Wednesday, August 12, 2015

When I Found Grace in the Valley


Last semester I picked up on Ann Voskamp's expression, "All is grace" and really began noticing what that actually meant. I've always been told that grace means getting something we do not deserve. Like the redemption from Jesus going to the cross. Grace. Everyday. Waking to new mercies and a new day. Grace. In the air we breath. Grace. It is in the sweet words from a friend, in the beauty of the flowers, in the hardships that bring us humbly to our Father. Grace.

And then I moved to Kenya. 

The Lord used my time in Kenya to unveil to me even more how sweet the sound of grace is. Everywhere we went, redemption and grace shone. In the ministries, in the stories and in the people we met. When we quite literally sang "Amazing Grace" with women who had found themselves in prostitution but have come and tasted the freedom and lavishing love of our Savior. I mention all the time about the brokenness, death and injustice...but in that there are so many stories of redemption.
I can't even put into words how empowering it is to see the grace to evident. People might wonder how I can say there is so much beauty in the brokenness. But it is in the joy that the people choose even when all else is falling apart. The smiles, laughter and big hugs. It is in the faith they depend their whole life on. It is in the simplicity that the Gospel is, yet the earth-shaking power it has.

Since I don't feel like my words are very worthy of sharing, and since I cannot take you all to Kenya, I will share this video of a woman that one of our Love Africa staff members made...
This woman's name is quite literally Grace and she is the Vice-chairman of the IDP camp we visit. This woman is a rock and her testimony is huge. She use to have a nice shop she ran, a town and stable place to raise her family...but when the 2007 elections happened and she did not vote for who her neighbors voted for, she was chased from her home with just the clothes on her back. Now this community is displaced and in the midst of poverty. I've hugged this woman's neck and been encouraged by her words for weeks. Now I'll let you meet her (it's worth your time):

Grace's story here. 

And you know what, she tells us how she has forgiven the people that burned her home and killed her friends...because of the grace that was shown to her on the cross, she extends that grace to even her enemies. 
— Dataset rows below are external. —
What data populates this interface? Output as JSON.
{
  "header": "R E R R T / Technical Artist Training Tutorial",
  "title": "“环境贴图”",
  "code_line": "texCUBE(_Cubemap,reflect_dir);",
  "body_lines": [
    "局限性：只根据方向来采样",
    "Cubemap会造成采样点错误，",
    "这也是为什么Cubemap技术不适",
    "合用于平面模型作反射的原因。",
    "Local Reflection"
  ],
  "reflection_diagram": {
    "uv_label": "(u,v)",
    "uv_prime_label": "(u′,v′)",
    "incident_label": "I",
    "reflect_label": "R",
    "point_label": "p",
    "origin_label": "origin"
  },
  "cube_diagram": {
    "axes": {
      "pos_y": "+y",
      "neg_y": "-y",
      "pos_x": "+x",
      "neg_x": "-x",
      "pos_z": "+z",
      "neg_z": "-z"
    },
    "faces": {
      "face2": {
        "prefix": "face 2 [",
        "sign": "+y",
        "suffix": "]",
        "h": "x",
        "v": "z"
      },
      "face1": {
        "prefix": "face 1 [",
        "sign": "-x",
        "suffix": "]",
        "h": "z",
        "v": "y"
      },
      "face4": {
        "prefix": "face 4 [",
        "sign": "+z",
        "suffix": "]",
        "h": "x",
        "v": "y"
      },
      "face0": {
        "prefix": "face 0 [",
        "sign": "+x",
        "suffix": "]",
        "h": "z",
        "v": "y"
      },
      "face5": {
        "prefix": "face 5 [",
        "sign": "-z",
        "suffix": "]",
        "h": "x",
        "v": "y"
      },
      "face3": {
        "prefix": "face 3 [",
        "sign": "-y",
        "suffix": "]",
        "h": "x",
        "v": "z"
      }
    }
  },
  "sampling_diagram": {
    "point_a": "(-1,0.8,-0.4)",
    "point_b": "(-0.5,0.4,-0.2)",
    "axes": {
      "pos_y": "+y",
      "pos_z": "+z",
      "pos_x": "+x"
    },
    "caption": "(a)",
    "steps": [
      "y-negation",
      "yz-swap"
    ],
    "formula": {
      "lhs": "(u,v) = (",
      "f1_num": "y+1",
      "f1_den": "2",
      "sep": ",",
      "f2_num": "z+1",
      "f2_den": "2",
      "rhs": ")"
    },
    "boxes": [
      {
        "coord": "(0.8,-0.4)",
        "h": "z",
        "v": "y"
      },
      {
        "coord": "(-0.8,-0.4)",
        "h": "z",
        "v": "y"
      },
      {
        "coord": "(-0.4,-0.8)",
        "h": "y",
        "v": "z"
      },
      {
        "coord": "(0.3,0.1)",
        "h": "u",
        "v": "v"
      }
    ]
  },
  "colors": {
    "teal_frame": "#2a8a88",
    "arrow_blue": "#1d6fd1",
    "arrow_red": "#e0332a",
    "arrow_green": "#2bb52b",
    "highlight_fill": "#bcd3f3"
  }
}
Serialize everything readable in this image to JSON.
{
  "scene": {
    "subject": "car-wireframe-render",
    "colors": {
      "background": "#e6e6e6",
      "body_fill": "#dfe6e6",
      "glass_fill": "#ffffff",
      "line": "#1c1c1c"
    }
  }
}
In Kenya there are the infamous acacia trees (or "Africa trees").
Three things I did not know about these trees before Kenya:
1. there are a couple different type of acacia trees
2. they have huge huge huge detrimental thorns on them
3. their thorns were believed to be used for the crown of thorns Jesus had on the cross

Having seen these thorns, I'm blown away imagining that made into a crown and placed on Jesus' head. They are huge and sharp (I mean I don't know what I had in mind when I use to think of the crown of thorns, like I knew it wasn't a wreath of cotton) but these thorns put things into perspective in a whole new way. Also, you should also know that acacia trees (especially these "Yellow Barked Acacia's") were everywhere we went. And to me, it became another way that God made His grace so visible. Every time I saw the thorns I thought of the cross and the brutal sacrifice of our Savior. He took on these thorns so we would not have to. 

Amazing grace.
 
Above I said how it is hard to sometimes understand how to see the beauty and grace in broken situations but I think about these thorns. These thorns are harsh, sharp, I even called them detrimental before and they caused blood shed, which is messy - I think of that as the brokenness, hardship, messy, detrimental things in life. But these thorns also scream grace to me. I see a Savior. I also see how life can come from death.
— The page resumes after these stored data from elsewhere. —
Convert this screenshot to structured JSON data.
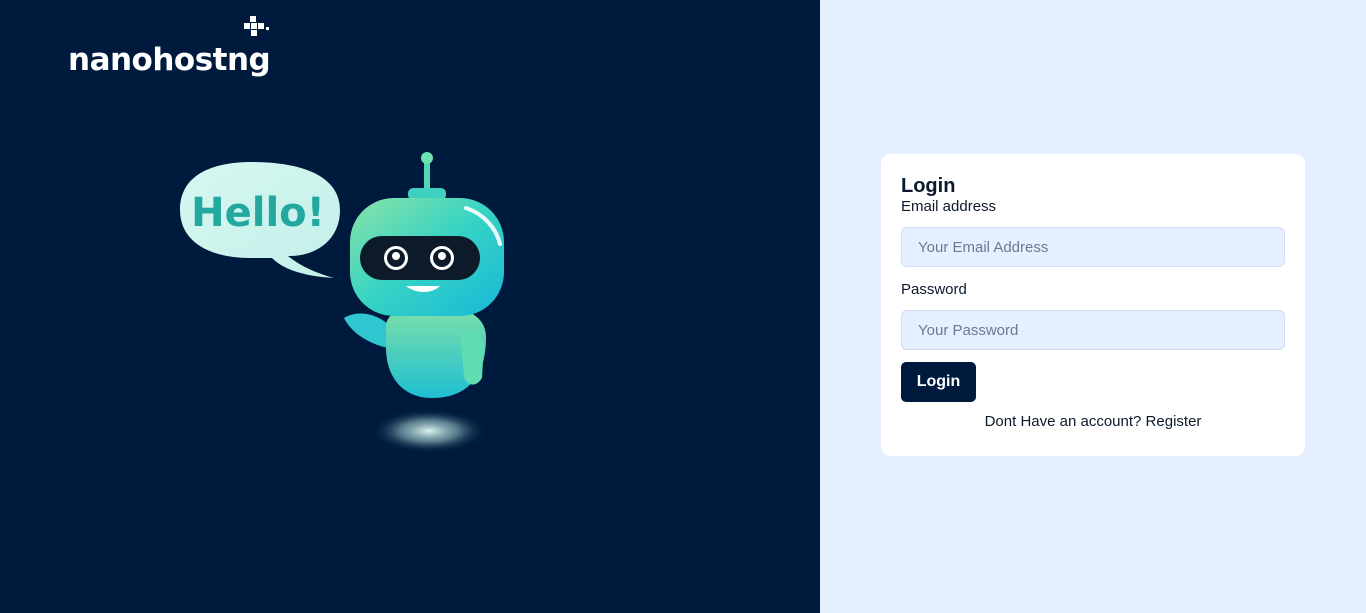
{
  "brand": {
    "logo_text": "nanohostng"
  },
  "illustration": {
    "bubble_text": "Hello!"
  },
  "login": {
    "title": "Login",
    "email_label": "Email address",
    "email_placeholder": "Your Email Address",
    "email_value": "",
    "password_label": "Password",
    "password_placeholder": "Your Password",
    "password_value": "",
    "submit_label": "Login",
    "register_prompt": "Dont Have an account?",
    "register_link": "Register"
  },
  "colors": {
    "left_bg": "#001a3d",
    "right_bg": "#e6efff",
    "button_bg": "#001a3d",
    "robot_teal": "#2ad1c4"
  }
}
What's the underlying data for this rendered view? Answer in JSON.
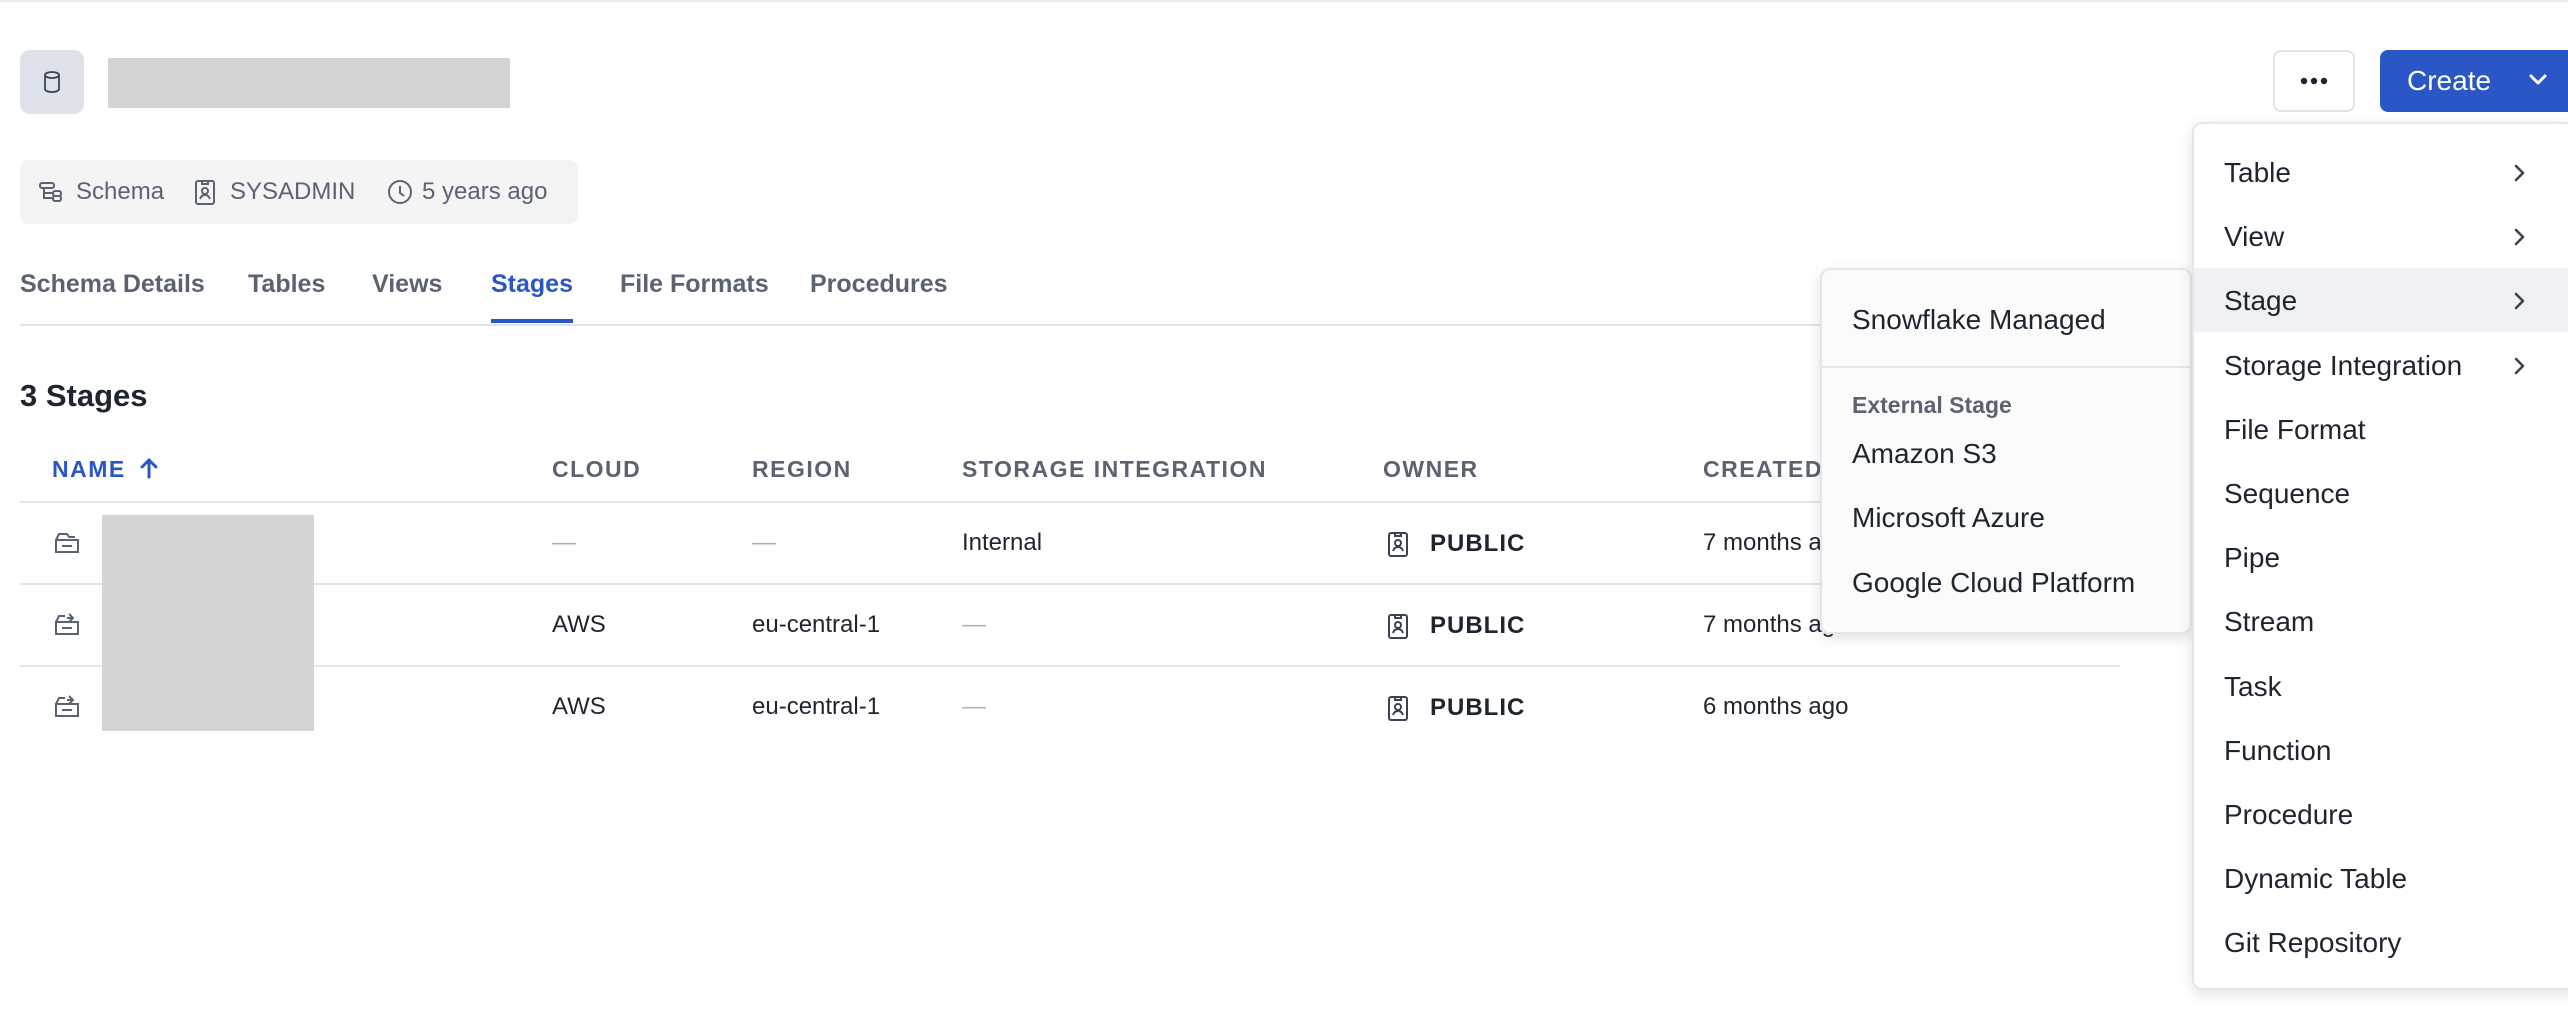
{
  "header": {
    "more_label": "•••",
    "create_label": "Create"
  },
  "meta": {
    "type": "Schema",
    "owner": "SYSADMIN",
    "created": "5 years ago"
  },
  "tabs": [
    {
      "label": "Schema Details"
    },
    {
      "label": "Tables"
    },
    {
      "label": "Views"
    },
    {
      "label": "Stages",
      "active": true
    },
    {
      "label": "File Formats"
    },
    {
      "label": "Procedures"
    }
  ],
  "count_heading": "3 Stages",
  "table": {
    "columns": [
      "NAME",
      "CLOUD",
      "REGION",
      "STORAGE INTEGRATION",
      "OWNER",
      "CREATED"
    ],
    "sort": {
      "column": "NAME",
      "direction": "asc"
    },
    "rows": [
      {
        "cloud": "—",
        "region": "—",
        "storage_integration": "Internal",
        "owner": "PUBLIC",
        "created": "7 months ago"
      },
      {
        "cloud": "AWS",
        "region": "eu-central-1",
        "storage_integration": "—",
        "owner": "PUBLIC",
        "created": "7 months ago"
      },
      {
        "cloud": "AWS",
        "region": "eu-central-1",
        "storage_integration": "—",
        "owner": "PUBLIC",
        "created": "6 months ago"
      }
    ]
  },
  "create_menu": {
    "items": [
      {
        "label": "Table",
        "has_submenu": true
      },
      {
        "label": "View",
        "has_submenu": true
      },
      {
        "label": "Stage",
        "has_submenu": true,
        "highlighted": true
      },
      {
        "label": "Storage Integration",
        "has_submenu": true
      },
      {
        "label": "File Format"
      },
      {
        "label": "Sequence"
      },
      {
        "label": "Pipe"
      },
      {
        "label": "Stream"
      },
      {
        "label": "Task"
      },
      {
        "label": "Function"
      },
      {
        "label": "Procedure"
      },
      {
        "label": "Dynamic Table"
      },
      {
        "label": "Git Repository"
      }
    ]
  },
  "stage_submenu": {
    "managed": "Snowflake Managed",
    "external_group": "External Stage",
    "external": [
      "Amazon S3",
      "Microsoft Azure",
      "Google Cloud Platform"
    ]
  },
  "colors": {
    "accent": "#2a56c6",
    "muted_text": "#5b6272",
    "redaction": "#d3d4d6",
    "highlight": "#f0f1f4"
  },
  "icons": {
    "database": "database-icon",
    "schema": "schema-icon",
    "owner": "user-badge-icon",
    "clock": "clock-icon",
    "stage_internal": "internal-stage-icon",
    "stage_external": "external-stage-icon",
    "sort": "arrow-up-icon",
    "submenu": "chevron-right-icon",
    "dropdown": "chevron-down-icon"
  }
}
And here we are, back at the Gospel. That simple yet earth-shattering Gospel I mentioned. Because the Gospel is grace. And the Gospel and grace should be infused into our every day and every movement. Because what else do we have to live for? And having just spent 10 weeks surrounded by poverty, I know in confidence that when all else fades, and you lose everything else...the Gospel remains.

And it is calling you and me, the richest and poorest. It is never too far from anyone. Or as I've found from 22 years of living in the midst of Christianity, too close (in the sense that we speak and hear of it so often that we take it for granted or forget to the power of it).

Grace abounds and all is grace. So friends, walk in grace today.

For by grace you have been saved through faith.
And this is not your own doing; it is the gift of God.